Jarrett desconfia que a DC quer se aproveitar da publicidade em torno do filme para aumentar as vendas graças à grife do roteirista. “Sinto que eles esperavam que ninguém se desse conta [da militância anti-gay de Card]. Estamos num país livre e o que fazemos por aqui é importante. Esse homem quer suprimir meus direitos civis e eu não darei meu dinheiro para ele”, afirma.



O ator Michael Hartney enviou uma carta para a DC e republicada em seu Tumblr se descrevendo como “o maior fã que o Super-Homem terá”, mas protestando furiosamente contra a decisão: “Não quero e não irei apoiar a contratação de Orson Scott Card em Aventuras do Super Homem. Há uma diferença entre ter princípios políticos conservadores e ser uma força ativa pelo ódio e a intolerância”, escreveu.

 

Hartney, que tem símbolo elipsado do super-herói tatuado em seu braço, também iniciou uma campanha colhendo assinaturas pela internet pedindo que a DC rompa o contrato com o escritor. Até o momento da edição desse artigo, ele já contava com 4.964 assinaturas.



"Se ele fosse um negacionista do Holocausto ou um supremacista branco, ninguém teria dúvidas: contratar esse escritor seria uma vergonha para a sua empresa. Bem, Card é uma vergonha para a DC. É a mesma coisa. A comunidade LGBT não vai deixar isso passar em branco. Nossos direitos civis não estão mais em fase de debate ou discussão".



"De todos os personagens vocês tinham que escolher para ele justamente o Super-Homem? O personagem que me ensinou a seguir o exemplo? A fazer a coisa certa, mesmo quando é a mais difícil? A persistir, mesmo quando tudo parece perdido? Que insulto. As crianças estão se matando graças a um clima de intolerância e homofobia publicamente fomentada por pessoas como Orson Scott Card. Vocês não precisam contribuir para isso, não devem e não podem”, disse Hartney, chegando a sugerir que a DC o contratasse de graça para escrever as histórias. “Já tenho 30 anos de pesquisa de Super Homem e o conheço muito bem. Seria bom se vocês o conhecessem também".

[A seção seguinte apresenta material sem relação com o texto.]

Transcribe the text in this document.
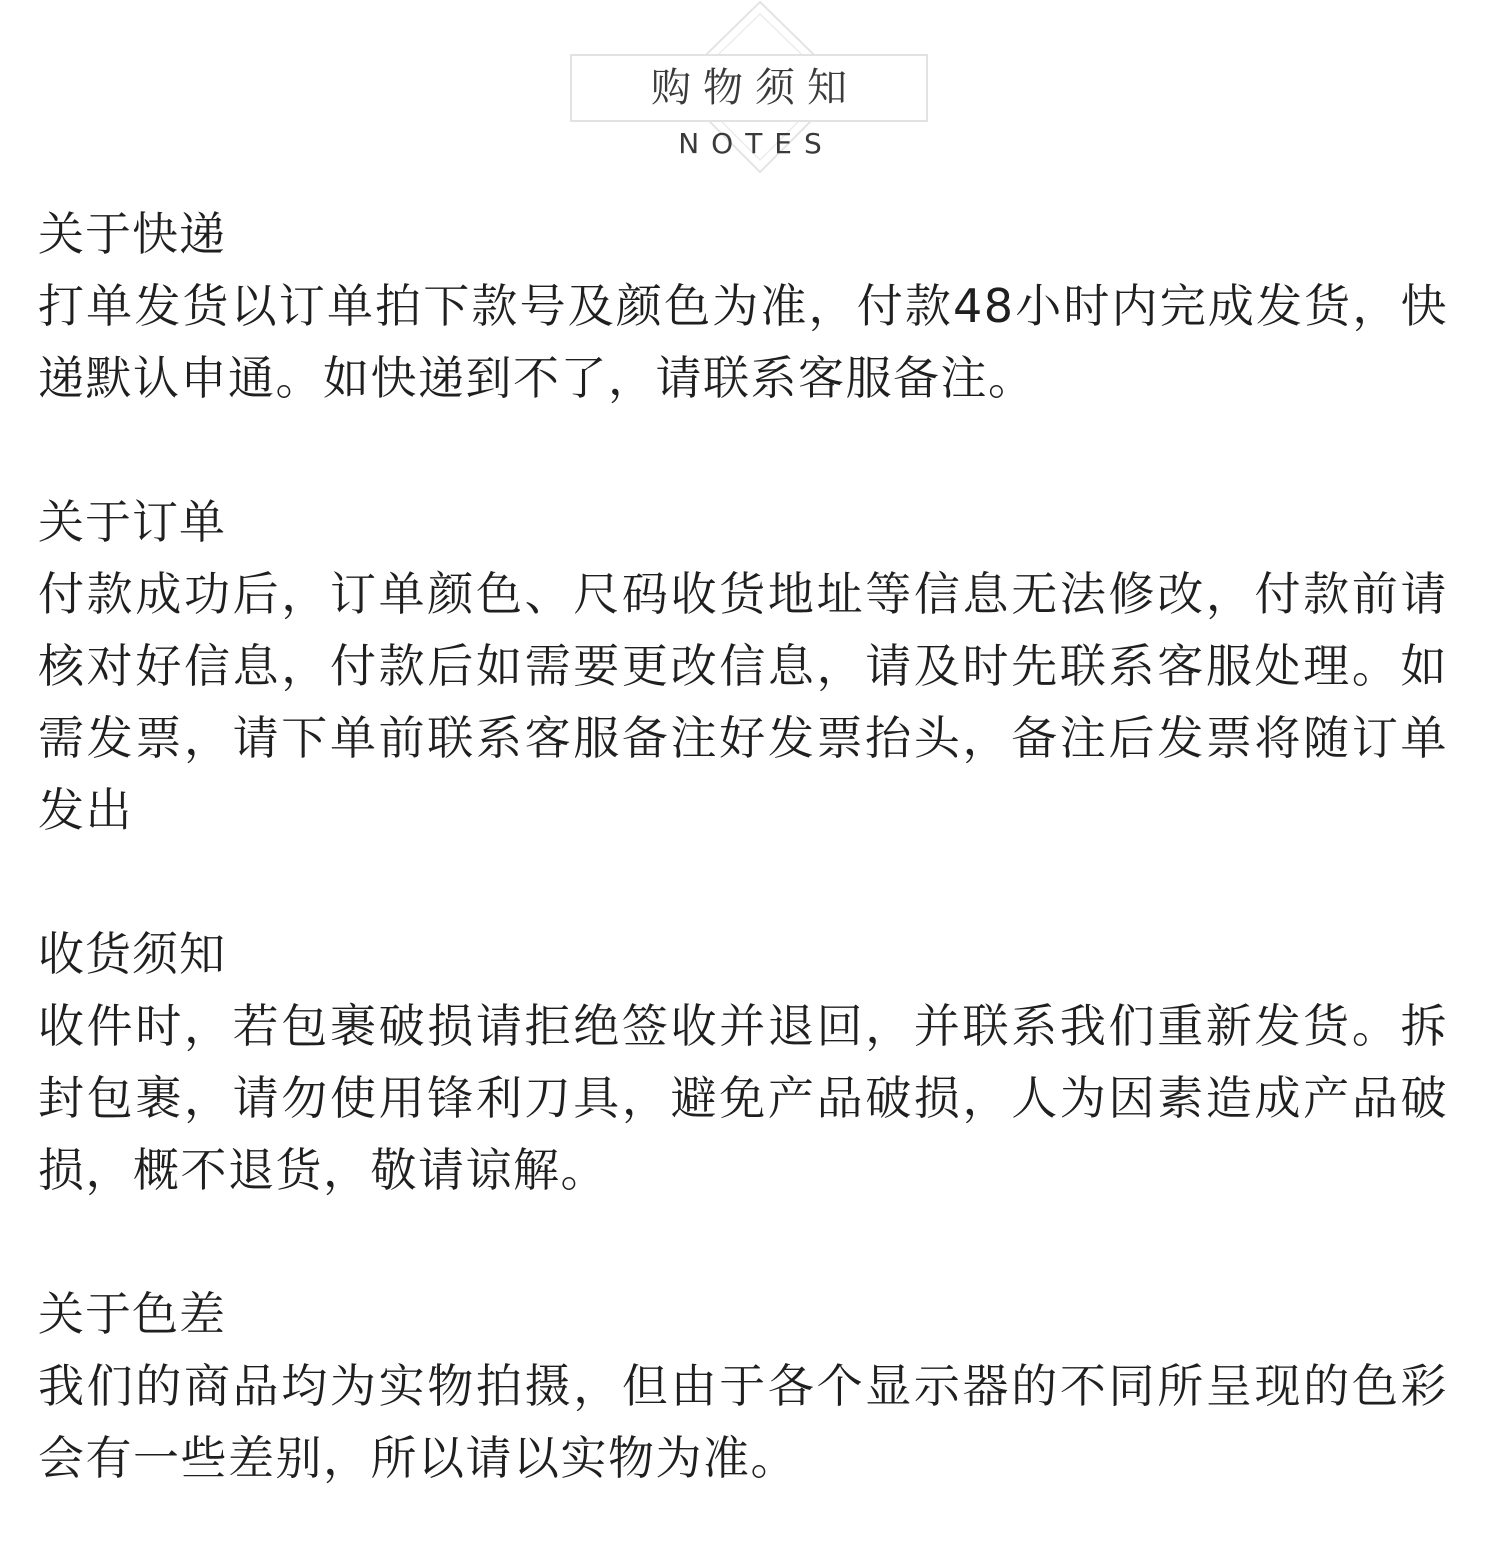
购物须知
NOTES

关于快递

打单发货以订单拍下款号及颜色为准，付款48小时内完成发货，快递默认申通。如快递到不了，请联系客服备注。

关于订单

付款成功后，订单颜色、尺码收货地址等信息无法修改，付款前请核对好信息，付款后如需要更改信息，请及时先联系客服处理。如需发票，请下单前联系客服备注好发票抬头，备注后发票将随订单发出

收货须知

收件时，若包裹破损请拒绝签收并退回，并联系我们重新发货。拆封包裹，请勿使用锋利刀具，避免产品破损，人为因素造成产品破损，概不退货，敬请谅解。

关于色差

我们的商品均为实物拍摄，但由于各个显示器的不同所呈现的色彩会有一些差别，所以请以实物为准。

Dale Lazarov, um roteirista de quadrinhos homossexual, acredita ser contraprodutivo atacar a contratação de Card. “Sei que Card é um homofóbico furioso desde os anos 1990. Eu me recuso a ler ou comprar seus trabalhos. Mas negar emprego a ele por ser homofóbico é ir longe demais. Militar pela discriminação no trabalho, por qualquer razão, é contraprodutivo para quem quer acabar com a discriminação em seu próprio benefício”.

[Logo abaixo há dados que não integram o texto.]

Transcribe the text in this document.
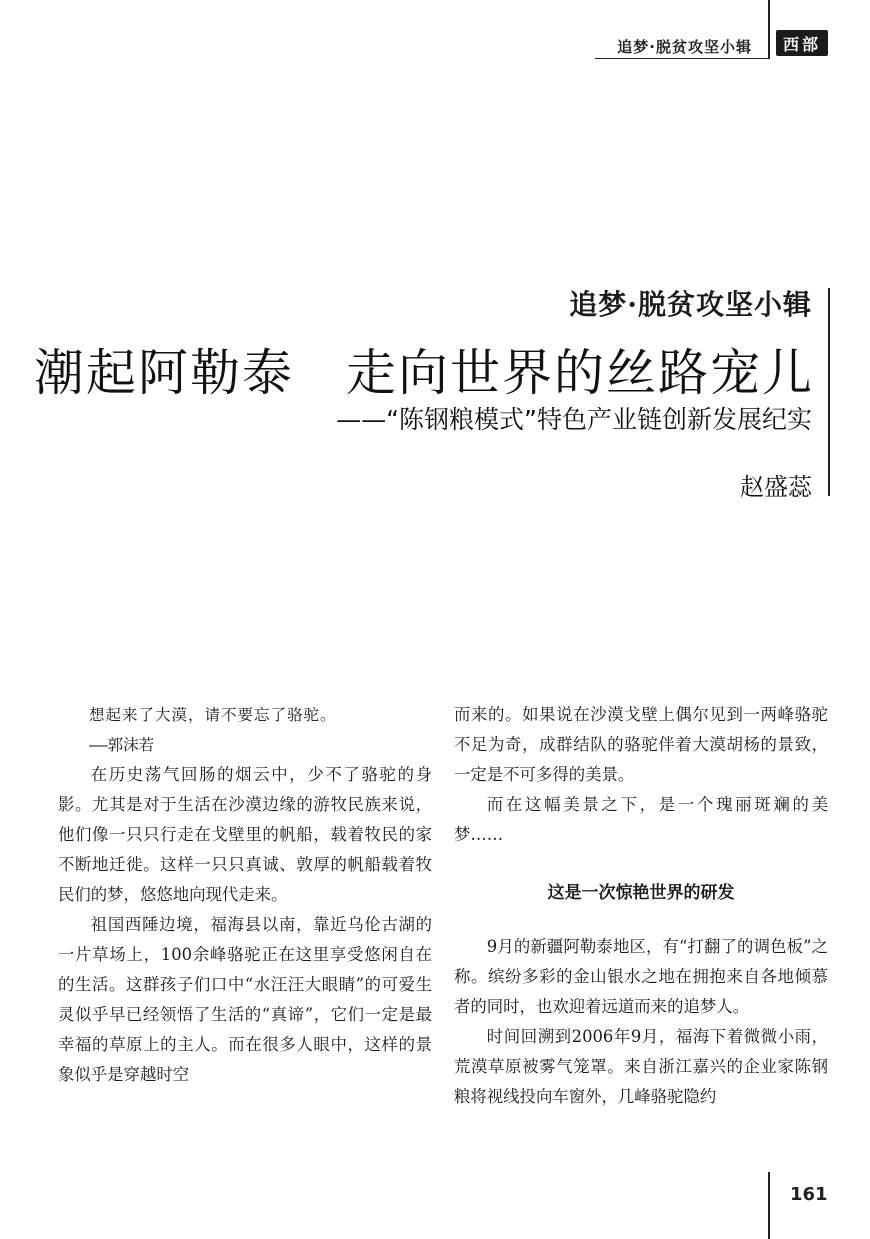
追梦·脱贫攻坚小辑	西部
追梦·脱贫攻坚小辑
潮起阿勒泰　走向世界的丝路宠儿
——“陈钢粮模式”特色产业链创新发展纪实
赵盛蕊

想起来了大漠，请不要忘了骆驼。

——郭沫若

在历史荡气回肠的烟云中，少不了骆驼的身影。尤其是对于生活在沙漠边缘的游牧民族来说，他们像一只只行走在戈壁里的帆船，载着牧民的家不断地迁徙。这样一只只真诚、敦厚的帆船载着牧民们的梦，悠悠地向现代走来。

祖国西陲边境，福海县以南，靠近乌伦古湖的一片草场上，100余峰骆驼正在这里享受悠闲自在的生活。这群孩子们口中“水汪汪大眼睛”的可爱生灵似乎早已经领悟了生活的“真谛”，它们一定是最幸福的草原上的主人。而在很多人眼中，这样的景象似乎是穿越时空

而来的。如果说在沙漠戈壁上偶尔见到一两峰骆驼不足为奇，成群结队的骆驼伴着大漠胡杨的景致，一定是不可多得的美景。

而在这幅美景之下，是一个瑰丽斑斓的美梦……

这是一次惊艳世界的研发

9月的新疆阿勒泰地区，有“打翻了的调色板”之称。缤纷多彩的金山银水之地在拥抱来自各地倾慕者的同时，也欢迎着远道而来的追梦人。

时间回溯到2006年9月，福海下着微微小雨，荒漠草原被雾气笼罩。来自浙江嘉兴的企业家陈钢粮将视线投向车窗外，几峰骆驼隐约

161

Em agosto de 2012, quando o Estado da Carolina do Norte aprovou uma lei determinando que o casamento é a união entre pessoas de sexos diferentes, Card escreveu um artigo dizendo que a legalização do casamento homossexual  “não era para dar aos gays o direito de formar casais”. “O objetivo é dar à esquerda o poder de forçar valores anti-religiosos às nossas crianças. Assim que legalizarem o casamento para pessoas do mesmo sexo, eles o utilizarão como ferramenta para tornar ilegal o ensinamento de valores tradicionais nas escolas”.



A DC Comics, que transformou versões atualizadas de dois de seus personagens mais antigos (a Mulher-Morcego em 2006 e o Lanterna Verde original em 2012) em homossexuais, não se manifestou sobre a polêmica.